Taylor went on to express confusion at how he relapsed, saying that he had been sober for a long time previously.

"I'm not going to hide from this. I'm not ashamed of what happened," Taylor wrote. "I wish to sincerely apologize to the amazing people who have supported me. I don't know what went wrong. I recently relapsed after having so many solid years in sobriety. I have to figure out where I went wrong."

The Arizona Republic reported that Taylor overdosed on heroin last week. A family member found him unresponsive at his home. The Gila Herald reported that paramedics revived him at the scene using a dose of Narcan — a drug used to rapidly reverse the effects of opioid overdoses.

The Republic also said that Taylor had struggled with opioid addiction since high school.

Taylor — a 33-year-old Army combat veteran and Safford, Arizona, city councilman — was one of a group of Republicans seeking the GOP nomination in the election for the Grand Canyon State's 1st Congressional District.
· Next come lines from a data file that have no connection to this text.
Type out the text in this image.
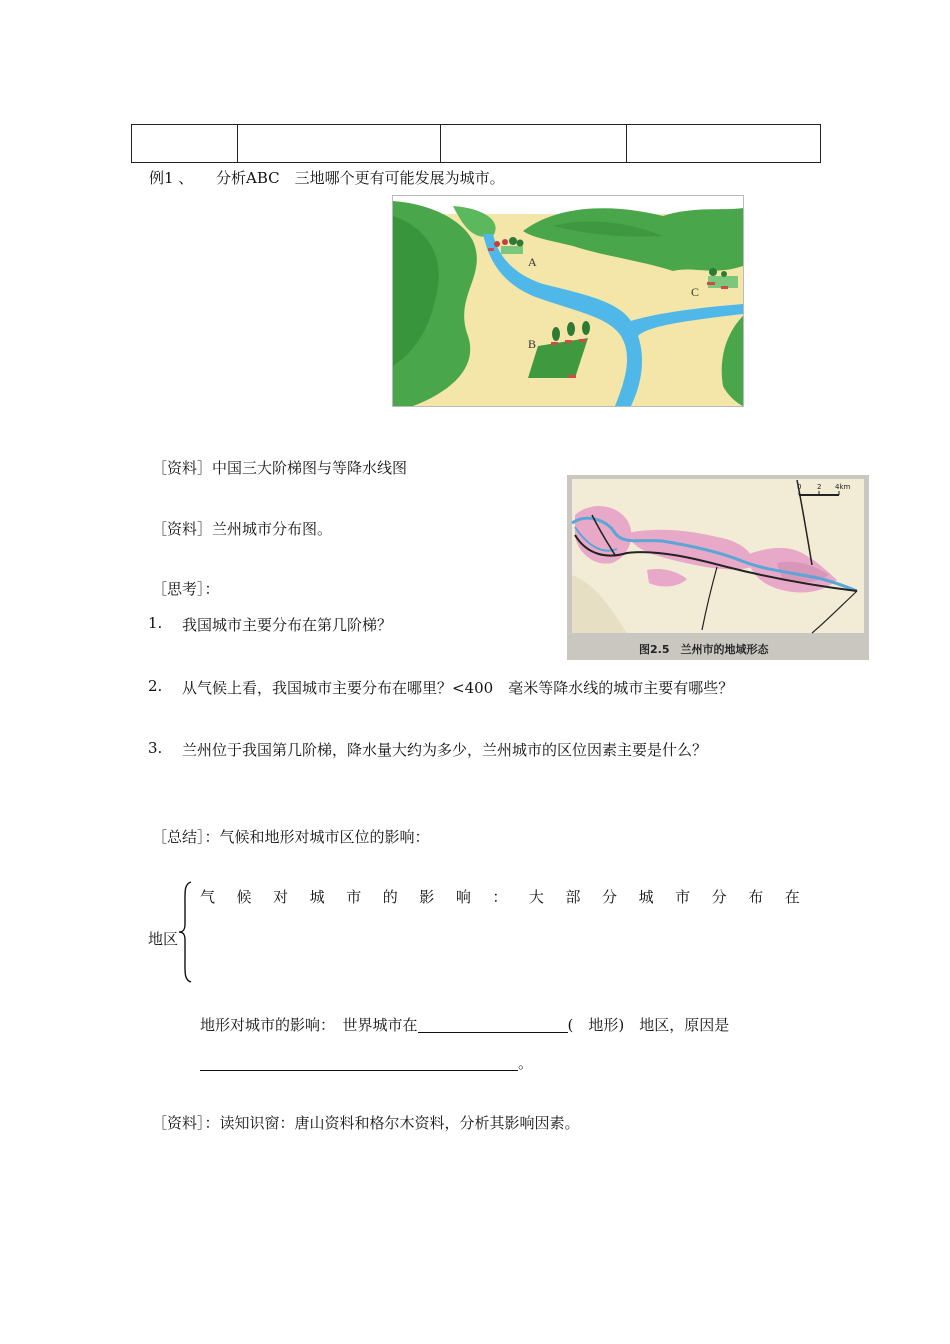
例1 、 分析ABC　三地哪个更有可能发展为城市。
A
B
C
［资料］中国三大阶梯图与等降水线图
［资料］兰州城市分布图。
［思考］：
0 2 4km
图2.5　兰州市的地域形态
1. 我国城市主要分布在第几阶梯？
2. 从气候上看，我国城市主要分布在哪里？<400　毫米等降水线的城市主要有哪些？
3. 兰州位于我国第几阶梯，降水量大约为多少，兰州城市的区位因素主要是什么？
［总结］：气候和地形对城市区位的影响：
气 候 对 城 市 的 影 响 ： 大 部 分 城 市 分 布 在
地区
地形对城市的影响：　世界城市在	(　地形)　地区，原因是
。
［资料］：读知识窗：唐山资料和格尔木资料，分析其影响因素。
The seat is currently held by Arizona Democrat Tom O'Halleran, who is serving his second House term.

In his Monday statement, Taylor also expressed optimism about the support he expects to receive from the Department of Veterans Affairs, his family, and his community in taking his next steps in the process of recovery.

"The only thing I can do is face this head on in complete humility and put one foot in front of the other so that I can get the help needed to be the father and husband that my family deserves," the statement concluded. "I'm human and I have never pretended to be anything but. I know that through the Grace of my loving savior Jesus Christ I will be restored to full health and bounce back from this and be stronger than ever."

In a campaign video posted in August, the candidate also recounted the difficulties of dealing with opioid addition as a result of abusing prescriptions when he came back from serving in Afghanistan.